Sua inclusão, portanto, trata-se de um grande desafio, partindo-se da premissa de que vivemos em um país racista, que nega tal condições e não integra mulheres e homens negros à profissão qualificadas, tornando a maior parcela da população ausente de representatividade, fazendo com que esses ambientes não sejam múltiplos e diversos, o que, consequentemente, acaba reduzindo suas qualidades e potencialidades frente a um mercado cada vez mais exigente.
Não obstante, a experiência que carrego na advocacia demonstra que, além de necessária, é possível promover a inclusão racial. Não há uma formula mágica para tanto, mas se impõe, acima de tudo interesse, participação e o uso de meios que façam da admissão de profissionais negros grandes oportunidades de crescimento e aperfeiçoamento das instituições.

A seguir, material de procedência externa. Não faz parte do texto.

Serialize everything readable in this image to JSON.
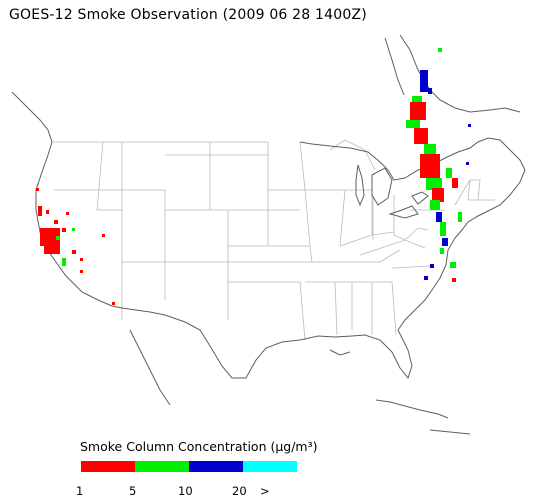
{
  "title": "GOES-12 Smoke Observation (2009 06 28  1400Z)",
  "legend": {
    "title": "Smoke Column Concentration (μg/m³)",
    "bins": [
      {
        "color": "#ff0000"
      },
      {
        "color": "#00ee00"
      },
      {
        "color": "#0000cc"
      },
      {
        "color": "#00ffff"
      }
    ],
    "tick_labels": [
      "1",
      "5",
      "10",
      "20",
      ">"
    ]
  },
  "colors": {
    "boundaries": "#b8b8b8",
    "coastline": "#555555"
  }
}
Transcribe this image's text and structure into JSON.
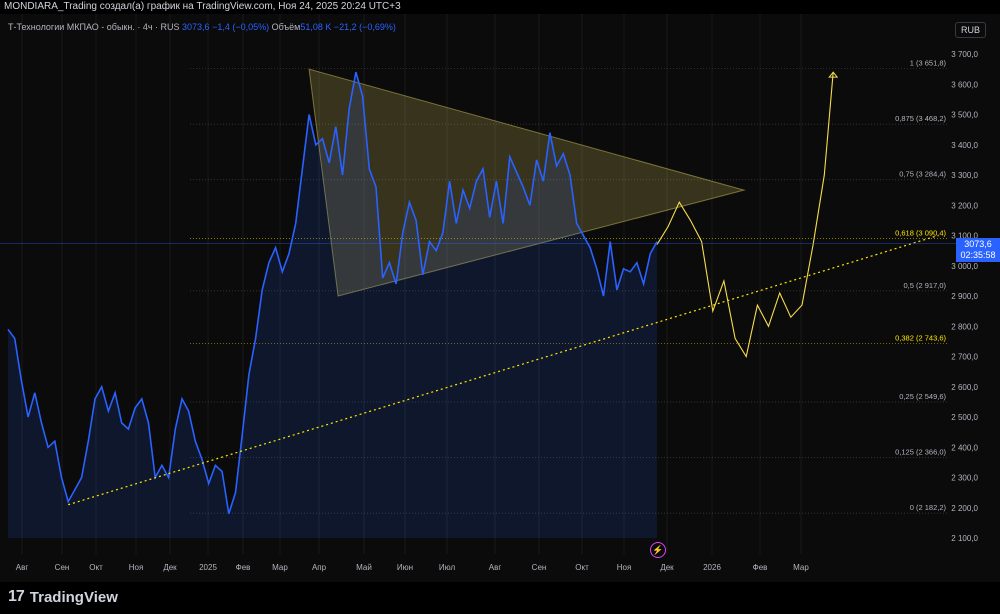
{
  "header": {
    "caption": "MONDIARA_Trading создал(а) график на TradingView.com, Ноя 24, 2025 20:24 UTC+3"
  },
  "legend": {
    "symbol": "Т-Технологии МКПАО - обыкн. · 4ч · RUS",
    "price": "3073,6",
    "change": "−1,4 (−0,05%)",
    "volume_label": "Объём",
    "volume_value": "51,08 K",
    "volume_change": "−21,2 (−0,69%)"
  },
  "currency_button": "RUB",
  "price_tag": {
    "price": "3073,6",
    "countdown": "02:35:58"
  },
  "branding": "TradingView",
  "colors": {
    "price_line": "#2962ff",
    "fib_levels": "#6e6e6e",
    "fib_highlight": "#ffe600",
    "triangle": "#d4c55a",
    "trendline": "#ffe600",
    "projection": "#f5dd4a",
    "background": "#0b0b0b"
  },
  "chart_data": {
    "type": "line",
    "ylim": [
      2100,
      3700
    ],
    "y_ticks": [
      "3 700,0",
      "3 600,0",
      "3 500,0",
      "3 400,0",
      "3 300,0",
      "3 200,0",
      "3 100,0",
      "3 000,0",
      "2 900,0",
      "2 800,0",
      "2 700,0",
      "2 600,0",
      "2 500,0",
      "2 400,0",
      "2 300,0",
      "2 200,0",
      "2 100,0"
    ],
    "x_ticks": [
      "Авг",
      "Сен",
      "Окт",
      "Ноя",
      "Дек",
      "2025",
      "Фев",
      "Мар",
      "Апр",
      "Май",
      "Июн",
      "Июл",
      "Авг",
      "Сен",
      "Окт",
      "Ноя",
      "Дек",
      "2026",
      "Фев",
      "Мар"
    ],
    "fib_levels": [
      {
        "label": "1 (3 651,8)",
        "value": 3651.8,
        "highlight": false
      },
      {
        "label": "0,875 (3 468,2)",
        "value": 3468.2,
        "highlight": false
      },
      {
        "label": "0,75 (3 284,4)",
        "value": 3284.4,
        "highlight": false
      },
      {
        "label": "0,618 (3 090,4)",
        "value": 3090.4,
        "highlight": true
      },
      {
        "label": "0,5 (2 917,0)",
        "value": 2917.0,
        "highlight": false
      },
      {
        "label": "0,382 (2 743,6)",
        "value": 2743.6,
        "highlight": true
      },
      {
        "label": "0,25 (2 549,6)",
        "value": 2549.6,
        "highlight": false
      },
      {
        "label": "0,125 (2 366,0)",
        "value": 2366.0,
        "highlight": false
      },
      {
        "label": "0 (2 182,2)",
        "value": 2182.2,
        "highlight": false
      }
    ],
    "series": [
      {
        "kind": "price",
        "points": [
          [
            0,
            2790
          ],
          [
            3,
            2760
          ],
          [
            6,
            2620
          ],
          [
            9,
            2500
          ],
          [
            12,
            2580
          ],
          [
            15,
            2480
          ],
          [
            18,
            2400
          ],
          [
            21,
            2420
          ],
          [
            24,
            2300
          ],
          [
            27,
            2220
          ],
          [
            30,
            2260
          ],
          [
            33,
            2300
          ],
          [
            36,
            2420
          ],
          [
            39,
            2560
          ],
          [
            42,
            2600
          ],
          [
            45,
            2520
          ],
          [
            48,
            2580
          ],
          [
            51,
            2480
          ],
          [
            54,
            2460
          ],
          [
            57,
            2530
          ],
          [
            60,
            2560
          ],
          [
            63,
            2480
          ],
          [
            66,
            2300
          ],
          [
            69,
            2340
          ],
          [
            72,
            2300
          ],
          [
            75,
            2460
          ],
          [
            78,
            2560
          ],
          [
            81,
            2520
          ],
          [
            84,
            2420
          ],
          [
            87,
            2360
          ],
          [
            90,
            2280
          ],
          [
            93,
            2340
          ],
          [
            96,
            2320
          ],
          [
            99,
            2180
          ],
          [
            102,
            2250
          ],
          [
            105,
            2440
          ],
          [
            108,
            2640
          ],
          [
            111,
            2760
          ],
          [
            114,
            2920
          ],
          [
            117,
            3010
          ],
          [
            120,
            3060
          ],
          [
            123,
            2980
          ],
          [
            126,
            3040
          ],
          [
            129,
            3140
          ],
          [
            132,
            3320
          ],
          [
            135,
            3500
          ],
          [
            138,
            3400
          ],
          [
            141,
            3420
          ],
          [
            144,
            3340
          ],
          [
            147,
            3460
          ],
          [
            150,
            3300
          ],
          [
            153,
            3520
          ],
          [
            156,
            3640
          ],
          [
            159,
            3560
          ],
          [
            162,
            3320
          ],
          [
            165,
            3260
          ],
          [
            168,
            2960
          ],
          [
            171,
            3010
          ],
          [
            174,
            2940
          ],
          [
            177,
            3110
          ],
          [
            180,
            3210
          ],
          [
            183,
            3150
          ],
          [
            186,
            2970
          ],
          [
            189,
            3080
          ],
          [
            192,
            3050
          ],
          [
            195,
            3110
          ],
          [
            198,
            3280
          ],
          [
            201,
            3140
          ],
          [
            204,
            3250
          ],
          [
            207,
            3190
          ],
          [
            210,
            3280
          ],
          [
            213,
            3320
          ],
          [
            216,
            3160
          ],
          [
            219,
            3280
          ],
          [
            222,
            3140
          ],
          [
            225,
            3360
          ],
          [
            228,
            3310
          ],
          [
            231,
            3260
          ],
          [
            234,
            3200
          ],
          [
            237,
            3350
          ],
          [
            240,
            3280
          ],
          [
            243,
            3440
          ],
          [
            246,
            3330
          ],
          [
            249,
            3370
          ],
          [
            252,
            3300
          ],
          [
            255,
            3140
          ],
          [
            258,
            3100
          ],
          [
            261,
            3060
          ],
          [
            264,
            2990
          ],
          [
            267,
            2900
          ],
          [
            270,
            3080
          ],
          [
            273,
            2920
          ],
          [
            276,
            2990
          ],
          [
            279,
            2980
          ],
          [
            282,
            3010
          ],
          [
            285,
            2940
          ],
          [
            288,
            3040
          ],
          [
            291,
            3080
          ]
        ]
      },
      {
        "kind": "projection",
        "points": [
          [
            291,
            3070
          ],
          [
            296,
            3130
          ],
          [
            301,
            3210
          ],
          [
            306,
            3150
          ],
          [
            311,
            3080
          ],
          [
            316,
            2850
          ],
          [
            321,
            2950
          ],
          [
            326,
            2760
          ],
          [
            331,
            2700
          ],
          [
            336,
            2870
          ],
          [
            341,
            2800
          ],
          [
            346,
            2910
          ],
          [
            351,
            2830
          ],
          [
            356,
            2870
          ],
          [
            361,
            3070
          ],
          [
            366,
            3300
          ],
          [
            370,
            3640
          ]
        ]
      }
    ],
    "trendline": {
      "from": [
        27,
        2210
      ],
      "to": [
        417,
        3100
      ]
    },
    "triangle": [
      [
        135,
        3650
      ],
      [
        148,
        2900
      ],
      [
        330,
        3250
      ]
    ]
  }
}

Isto porque, pensar em inclusão implica mudanças de comportamento, estruturas e estratégias, com o objetivo de qualificar os profissionais negros que chegam e principalmente as equipes que os recebem.
Tais práticas geram excelência em todos os resultados, tanto de inclusão como de realização das atividades fim das instituições.
É importante que se compreenda que a inclusão racial não se resume na admissão das pessoas negras nos quadros das empresas. Por isto, defendo que a efetiva inclusão consiste em admitir, acolher, capacitar e reter esses profissionais nos diferentes postos do mercado de trabalho.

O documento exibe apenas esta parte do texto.